The two huge misconceptions surrounding goldbugism and bitbugism:
The Antisocial Network, by Paul Krugman, Commentary, NY Times: Bitcoin’s wild ride may not have been the biggest business story of the past few weeks, but it was surely the most entertaining. Over the course of less than two weeks the price of the “digital currency” more than tripled.
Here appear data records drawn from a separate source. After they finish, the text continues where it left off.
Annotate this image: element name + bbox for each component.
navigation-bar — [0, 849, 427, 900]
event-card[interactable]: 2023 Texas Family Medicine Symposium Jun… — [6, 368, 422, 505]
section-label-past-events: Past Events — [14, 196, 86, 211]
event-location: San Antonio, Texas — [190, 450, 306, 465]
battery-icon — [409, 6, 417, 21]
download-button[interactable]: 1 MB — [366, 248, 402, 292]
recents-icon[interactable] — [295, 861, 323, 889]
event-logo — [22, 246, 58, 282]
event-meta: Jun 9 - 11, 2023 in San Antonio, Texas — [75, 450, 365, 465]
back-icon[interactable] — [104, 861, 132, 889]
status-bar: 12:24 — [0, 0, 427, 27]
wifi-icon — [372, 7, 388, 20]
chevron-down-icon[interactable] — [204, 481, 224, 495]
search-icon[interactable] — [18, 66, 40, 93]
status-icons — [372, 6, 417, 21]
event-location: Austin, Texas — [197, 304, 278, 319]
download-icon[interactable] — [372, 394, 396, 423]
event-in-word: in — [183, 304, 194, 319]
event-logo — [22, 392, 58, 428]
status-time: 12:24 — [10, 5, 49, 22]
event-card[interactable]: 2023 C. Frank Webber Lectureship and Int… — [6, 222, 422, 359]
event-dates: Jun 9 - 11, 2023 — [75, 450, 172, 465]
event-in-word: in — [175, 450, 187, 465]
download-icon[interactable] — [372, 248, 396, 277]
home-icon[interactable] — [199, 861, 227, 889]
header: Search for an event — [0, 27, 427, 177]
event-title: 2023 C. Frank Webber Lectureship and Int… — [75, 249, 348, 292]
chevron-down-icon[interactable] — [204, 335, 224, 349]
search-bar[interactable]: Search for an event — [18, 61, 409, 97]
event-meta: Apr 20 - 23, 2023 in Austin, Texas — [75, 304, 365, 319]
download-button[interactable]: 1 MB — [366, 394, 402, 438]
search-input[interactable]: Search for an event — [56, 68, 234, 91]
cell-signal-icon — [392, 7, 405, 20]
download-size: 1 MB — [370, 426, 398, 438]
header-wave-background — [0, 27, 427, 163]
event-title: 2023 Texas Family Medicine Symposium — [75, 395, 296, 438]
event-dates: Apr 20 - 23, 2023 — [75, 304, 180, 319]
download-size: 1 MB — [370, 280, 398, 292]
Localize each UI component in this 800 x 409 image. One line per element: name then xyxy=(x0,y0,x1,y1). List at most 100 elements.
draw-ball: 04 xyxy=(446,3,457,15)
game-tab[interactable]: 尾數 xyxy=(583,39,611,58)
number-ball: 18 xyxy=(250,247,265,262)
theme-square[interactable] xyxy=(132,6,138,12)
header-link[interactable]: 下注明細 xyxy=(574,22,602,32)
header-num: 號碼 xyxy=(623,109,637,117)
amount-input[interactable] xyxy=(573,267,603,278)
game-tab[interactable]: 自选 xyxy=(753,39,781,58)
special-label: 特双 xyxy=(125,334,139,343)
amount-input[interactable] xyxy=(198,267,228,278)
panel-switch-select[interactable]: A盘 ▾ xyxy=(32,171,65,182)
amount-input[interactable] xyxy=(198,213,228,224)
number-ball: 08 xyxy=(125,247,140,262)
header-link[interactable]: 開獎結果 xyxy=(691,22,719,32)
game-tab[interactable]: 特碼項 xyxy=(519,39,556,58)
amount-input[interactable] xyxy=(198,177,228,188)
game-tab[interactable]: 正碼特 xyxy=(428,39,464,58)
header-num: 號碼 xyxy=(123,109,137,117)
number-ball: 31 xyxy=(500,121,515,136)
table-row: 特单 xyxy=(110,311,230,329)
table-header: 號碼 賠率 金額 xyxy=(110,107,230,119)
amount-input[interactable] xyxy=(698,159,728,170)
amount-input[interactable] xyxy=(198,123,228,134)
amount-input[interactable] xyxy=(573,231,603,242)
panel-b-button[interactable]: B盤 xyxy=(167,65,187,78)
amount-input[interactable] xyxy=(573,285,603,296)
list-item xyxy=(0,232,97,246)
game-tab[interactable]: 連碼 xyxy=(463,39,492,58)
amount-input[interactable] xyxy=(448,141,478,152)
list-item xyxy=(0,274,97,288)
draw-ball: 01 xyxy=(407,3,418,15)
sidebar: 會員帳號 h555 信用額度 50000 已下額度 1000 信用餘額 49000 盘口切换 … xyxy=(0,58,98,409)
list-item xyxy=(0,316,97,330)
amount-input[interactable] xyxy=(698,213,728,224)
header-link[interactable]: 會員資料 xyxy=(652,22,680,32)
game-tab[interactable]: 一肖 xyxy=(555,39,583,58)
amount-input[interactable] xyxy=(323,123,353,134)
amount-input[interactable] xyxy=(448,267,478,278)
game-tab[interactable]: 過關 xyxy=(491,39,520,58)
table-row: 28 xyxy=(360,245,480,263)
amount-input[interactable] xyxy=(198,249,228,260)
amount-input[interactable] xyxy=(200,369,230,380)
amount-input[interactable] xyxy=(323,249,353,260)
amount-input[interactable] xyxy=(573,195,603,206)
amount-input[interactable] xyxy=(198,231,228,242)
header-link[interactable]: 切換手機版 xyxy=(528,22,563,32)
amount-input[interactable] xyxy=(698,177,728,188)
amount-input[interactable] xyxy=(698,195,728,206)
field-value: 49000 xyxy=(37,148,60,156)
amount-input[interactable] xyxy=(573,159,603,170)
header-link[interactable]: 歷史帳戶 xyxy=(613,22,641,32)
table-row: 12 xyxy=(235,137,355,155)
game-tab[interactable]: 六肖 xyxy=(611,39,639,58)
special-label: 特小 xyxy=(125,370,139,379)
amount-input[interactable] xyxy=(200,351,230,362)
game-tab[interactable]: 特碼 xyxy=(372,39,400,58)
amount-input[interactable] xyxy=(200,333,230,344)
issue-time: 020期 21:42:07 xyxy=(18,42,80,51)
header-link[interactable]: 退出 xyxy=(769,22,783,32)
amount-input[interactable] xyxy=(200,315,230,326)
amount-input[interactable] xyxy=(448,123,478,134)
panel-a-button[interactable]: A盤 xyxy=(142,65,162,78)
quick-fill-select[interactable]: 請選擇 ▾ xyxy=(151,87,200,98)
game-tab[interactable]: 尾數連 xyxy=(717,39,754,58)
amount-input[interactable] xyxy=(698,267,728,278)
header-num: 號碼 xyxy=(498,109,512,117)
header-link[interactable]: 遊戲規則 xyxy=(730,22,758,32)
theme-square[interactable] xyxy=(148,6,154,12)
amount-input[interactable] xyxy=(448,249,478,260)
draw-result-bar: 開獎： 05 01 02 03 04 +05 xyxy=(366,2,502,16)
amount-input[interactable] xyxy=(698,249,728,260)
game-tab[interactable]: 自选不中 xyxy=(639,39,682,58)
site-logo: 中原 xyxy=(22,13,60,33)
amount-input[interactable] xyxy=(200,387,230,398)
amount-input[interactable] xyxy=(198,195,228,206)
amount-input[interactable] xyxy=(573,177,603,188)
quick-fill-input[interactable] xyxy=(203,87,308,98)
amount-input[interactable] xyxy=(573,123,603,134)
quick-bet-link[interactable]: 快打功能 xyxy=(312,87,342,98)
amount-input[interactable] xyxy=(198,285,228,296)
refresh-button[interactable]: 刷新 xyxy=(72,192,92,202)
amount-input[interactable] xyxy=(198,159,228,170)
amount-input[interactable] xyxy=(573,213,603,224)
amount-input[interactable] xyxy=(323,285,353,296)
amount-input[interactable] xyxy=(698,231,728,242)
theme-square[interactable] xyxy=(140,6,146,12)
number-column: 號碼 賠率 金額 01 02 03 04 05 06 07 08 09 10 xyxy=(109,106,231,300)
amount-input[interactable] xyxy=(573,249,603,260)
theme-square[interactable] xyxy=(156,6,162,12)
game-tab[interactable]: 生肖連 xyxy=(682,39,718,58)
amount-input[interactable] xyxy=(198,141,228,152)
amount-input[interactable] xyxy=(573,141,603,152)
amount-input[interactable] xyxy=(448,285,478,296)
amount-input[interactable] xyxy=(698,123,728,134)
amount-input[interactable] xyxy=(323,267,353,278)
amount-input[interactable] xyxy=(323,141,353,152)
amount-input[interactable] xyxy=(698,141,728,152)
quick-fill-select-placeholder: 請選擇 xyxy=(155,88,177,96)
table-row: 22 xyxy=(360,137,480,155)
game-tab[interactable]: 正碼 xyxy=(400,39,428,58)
Then it fell more than 50 percent in a few hours. ...
The biggest declared investors in bitcoins are the Winklevoss brothers ... and they make claims for the digital product similar to those made by goldbugs... “We have elected,” declared Tyler Winklevoss recently, “to put our money and faith in a mathematical framework that is free of politics and human error.”
The similarity to goldbug rhetoric isn’t a coincidence, since goldbugs and bitcoin enthusiasts — bitbugs? — tend to share both libertarian politics and the belief that governments are vastly abusing their power to print money. ...
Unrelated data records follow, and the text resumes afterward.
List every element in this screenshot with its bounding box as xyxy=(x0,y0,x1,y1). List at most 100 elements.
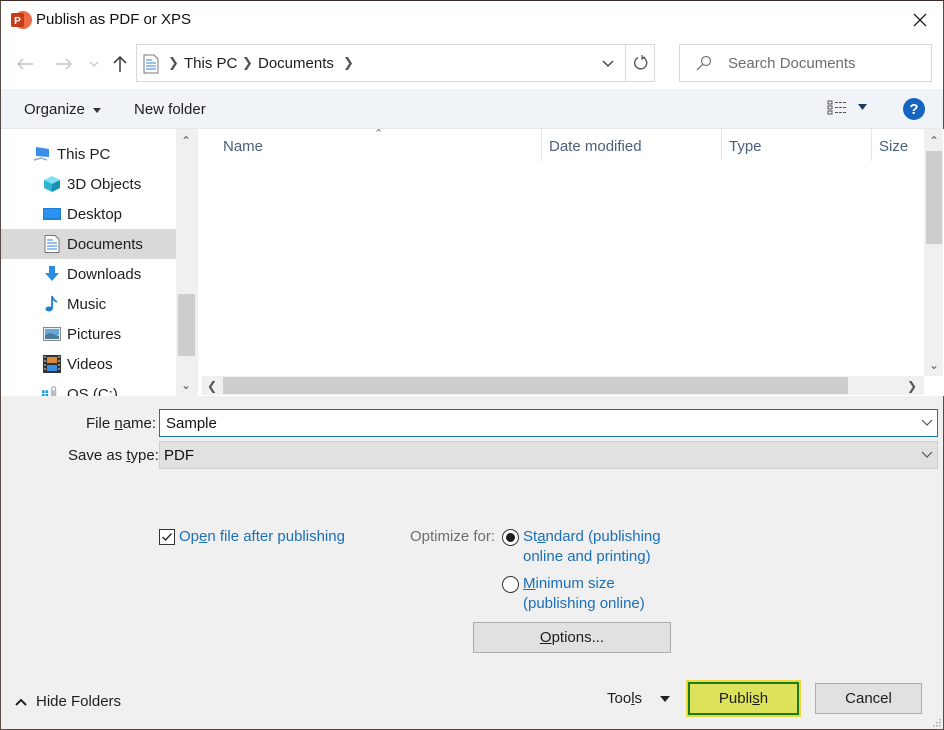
column-divider[interactable] xyxy=(721,129,722,161)
search-box[interactable] xyxy=(679,44,932,82)
optimize-for-label: Optimize for: xyxy=(410,528,496,545)
scroll-down-icon[interactable]: ⌄ xyxy=(176,375,196,395)
dropdown-arrow-icon xyxy=(93,107,102,113)
new-folder-button[interactable]: New folder xyxy=(134,101,206,118)
arrow-left-icon xyxy=(17,58,33,70)
forward-button[interactable] xyxy=(53,53,75,75)
view-dropdown-icon[interactable] xyxy=(858,104,867,110)
back-button[interactable] xyxy=(14,53,36,75)
sidebar-item-label: This PC xyxy=(57,146,111,163)
view-options-icon[interactable] xyxy=(827,100,847,116)
sidebar-item-pictures[interactable]: Pictures xyxy=(1,319,176,349)
videos-icon xyxy=(43,355,61,373)
scroll-right-icon[interactable]: ❯ xyxy=(902,376,922,395)
breadcrumb-this-pc[interactable]: This PC xyxy=(184,55,237,72)
cube-icon xyxy=(44,176,60,192)
scroll-left-icon[interactable]: ❮ xyxy=(202,376,222,395)
column-divider[interactable] xyxy=(871,129,872,161)
save-as-type-label: Save as type: xyxy=(68,447,159,464)
close-button[interactable] xyxy=(897,1,943,39)
up-button[interactable] xyxy=(109,53,131,75)
search-input[interactable] xyxy=(728,53,923,73)
pictures-icon xyxy=(43,327,61,341)
scroll-up-icon[interactable]: ⌃ xyxy=(924,131,944,151)
publish-button[interactable]: Publi s h xyxy=(688,682,799,715)
refresh-icon xyxy=(633,55,647,70)
sidebar-item-desktop[interactable]: Desktop xyxy=(1,199,176,229)
window-title: Publish as PDF or XPS xyxy=(36,11,192,28)
breadcrumb-documents[interactable]: Documents xyxy=(258,55,334,72)
open-after-publishing-checkbox[interactable] xyxy=(159,529,175,545)
address-history-dropdown[interactable] xyxy=(591,45,625,81)
desktop-icon xyxy=(43,208,61,220)
scrollbar-thumb[interactable] xyxy=(926,151,942,244)
powerpoint-icon: P xyxy=(11,11,32,29)
checkmark-icon xyxy=(162,533,172,541)
file-name-combobox[interactable] xyxy=(159,409,938,437)
sidebar-item-label: OS (C:) xyxy=(67,386,118,396)
file-list-horizontal-scrollbar[interactable]: ❮ ❯ xyxy=(202,376,924,395)
cancel-button[interactable]: Cancel xyxy=(815,683,922,714)
chevron-down-icon[interactable] xyxy=(921,419,933,427)
file-list[interactable]: ⌃ Name Date modified Type Size ⌃ ⌄ ❮ ❯ xyxy=(198,128,944,396)
column-divider[interactable] xyxy=(541,129,542,161)
sidebar-item-music[interactable]: Music xyxy=(1,289,176,319)
svg-text:P: P xyxy=(14,16,21,27)
address-bar[interactable]: ❯ This PC ❯ Documents ❯ xyxy=(136,44,655,82)
file-list-vertical-scrollbar[interactable]: ⌃ ⌄ xyxy=(924,129,943,376)
chevron-up-icon xyxy=(15,698,27,706)
scroll-down-icon[interactable]: ⌄ xyxy=(924,355,944,375)
sidebar-item-label: Desktop xyxy=(67,206,123,223)
sort-ascending-icon: ⌃ xyxy=(374,128,384,140)
scrollbar-thumb[interactable] xyxy=(223,377,848,394)
breadcrumb-separator-icon[interactable]: ❯ xyxy=(343,55,354,71)
scroll-up-icon[interactable]: ⌃ xyxy=(176,131,196,151)
resize-grip-icon[interactable] xyxy=(931,717,941,727)
navigation-bar: ❯ This PC ❯ Documents ❯ xyxy=(1,39,943,89)
sidebar-item-label: Documents xyxy=(67,236,143,253)
folder-tree-scrollbar[interactable]: ⌃ ⌄ xyxy=(176,129,196,396)
save-as-type-value: PDF xyxy=(164,447,194,464)
breadcrumb-separator-icon: ❯ xyxy=(168,55,179,70)
sidebar-item-downloads[interactable]: Downloads xyxy=(1,259,176,289)
save-as-type-select[interactable]: PDF xyxy=(159,441,938,469)
column-header-date-modified[interactable]: Date modified xyxy=(549,129,642,161)
sidebar-item-label: 3D Objects xyxy=(67,176,142,193)
column-header-type[interactable]: Type xyxy=(729,129,762,161)
arrow-up-icon xyxy=(113,55,127,72)
column-header-size[interactable]: Size xyxy=(879,129,908,161)
sidebar-item-documents[interactable]: Documents xyxy=(1,229,176,259)
sidebar-item-this-pc[interactable]: This PC xyxy=(1,139,176,169)
download-icon xyxy=(45,266,59,281)
arrow-right-icon xyxy=(56,58,72,70)
optimize-standard-radio[interactable] xyxy=(502,529,519,546)
recent-locations-button[interactable] xyxy=(85,53,103,75)
organize-button[interactable]: Organize xyxy=(24,101,102,118)
sidebar-item-videos[interactable]: Videos xyxy=(1,349,176,379)
file-name-input[interactable] xyxy=(166,414,906,432)
sidebar-item-os-drive[interactable]: OS (C:) xyxy=(1,379,176,396)
optimize-minimum-label[interactable]: Minimum size (publishing online) xyxy=(523,574,645,614)
sidebar-item-label: Music xyxy=(67,296,107,313)
title-bar: P Publish as PDF or XPS xyxy=(1,1,943,39)
sidebar-item-label: Videos xyxy=(67,356,113,373)
file-name-label: File name: xyxy=(86,415,157,432)
close-icon xyxy=(913,13,927,27)
column-header-name[interactable]: Name xyxy=(223,129,263,161)
tools-menu-button[interactable]: Tools xyxy=(607,690,670,707)
chevron-down-icon xyxy=(89,61,99,67)
options-button[interactable]: Options... xyxy=(473,622,671,653)
dropdown-arrow-icon xyxy=(659,696,670,703)
sidebar-item-3d-objects[interactable]: 3D Objects xyxy=(1,169,176,199)
folder-tree: This PC 3D Objects Desktop Documents Dow… xyxy=(1,129,196,396)
optimize-standard-label[interactable]: Standard (publishing online and printing… xyxy=(523,527,661,567)
open-after-publishing-label[interactable]: Open file after publishing xyxy=(179,527,345,547)
refresh-button[interactable] xyxy=(625,45,655,81)
optimize-minimum-radio[interactable] xyxy=(502,576,519,593)
document-icon xyxy=(44,235,60,253)
document-icon xyxy=(143,54,159,74)
organize-label: Organize xyxy=(24,101,85,118)
help-button[interactable]: ? xyxy=(903,98,925,120)
command-bar: Organize New folder ? xyxy=(1,89,943,129)
scrollbar-thumb[interactable] xyxy=(178,294,195,356)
However,... let’s focus on the two huge misconceptions — one practical, one philosophical — that underlie both goldbugism and bitbugism.
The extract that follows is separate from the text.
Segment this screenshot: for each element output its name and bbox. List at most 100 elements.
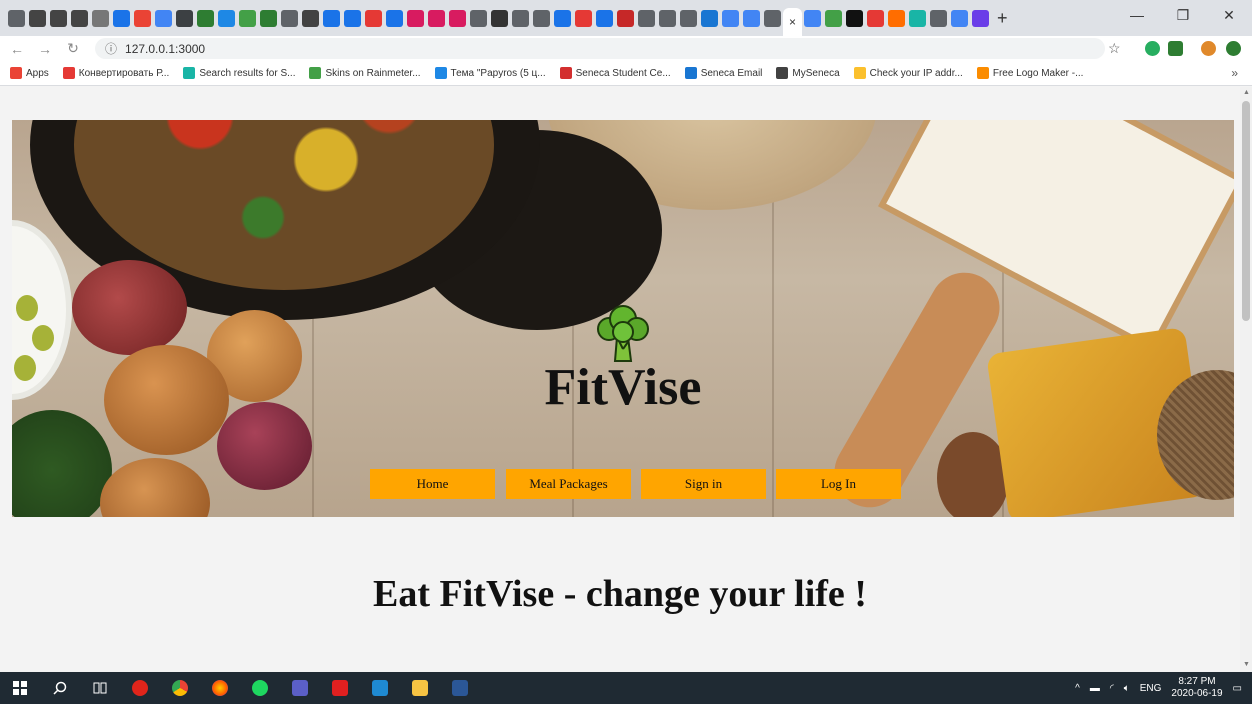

The practical misconception here — and it’s a big one — is ... that we live in an era of wildly irresponsible money printing, with runaway inflation just around the corner... The truth is that Ben Bernanke’s promises that his actions wouldn’t be inflationary have been vindicated..., while goldbugs’ dire warnings of inflation keep not coming true.
The philosophical misconception, however, seems to me to be even bigger. Goldbugs and bitbugs alike seem to long for a pristine monetary standard, untouched by human frailty. But that’s an impossible dream. Money is, as Paul Samuelson once declared, a “social contrivance,” not something that stands outside society. Even when people relied on gold and silver coins, what made those coins useful wasn’t the precious metals they contained, it was the expectation that other people would accept them as payment.
Actually, you’d expect the Winklevosses, of all people, to get this, because in a way money is like a social network, which is useful only to the extent that other people use it. But I guess some people are just bothered by the notion that money is a human thing, and want the benefits of the monetary network without the social part. Sorry, it can’t be done.
So do we need a new form of money? I guess you could make that case if the money we actually have were misbehaving. But it isn’t. We have huge economic problems, but green pieces of paper are doing fine — and we should let them alone.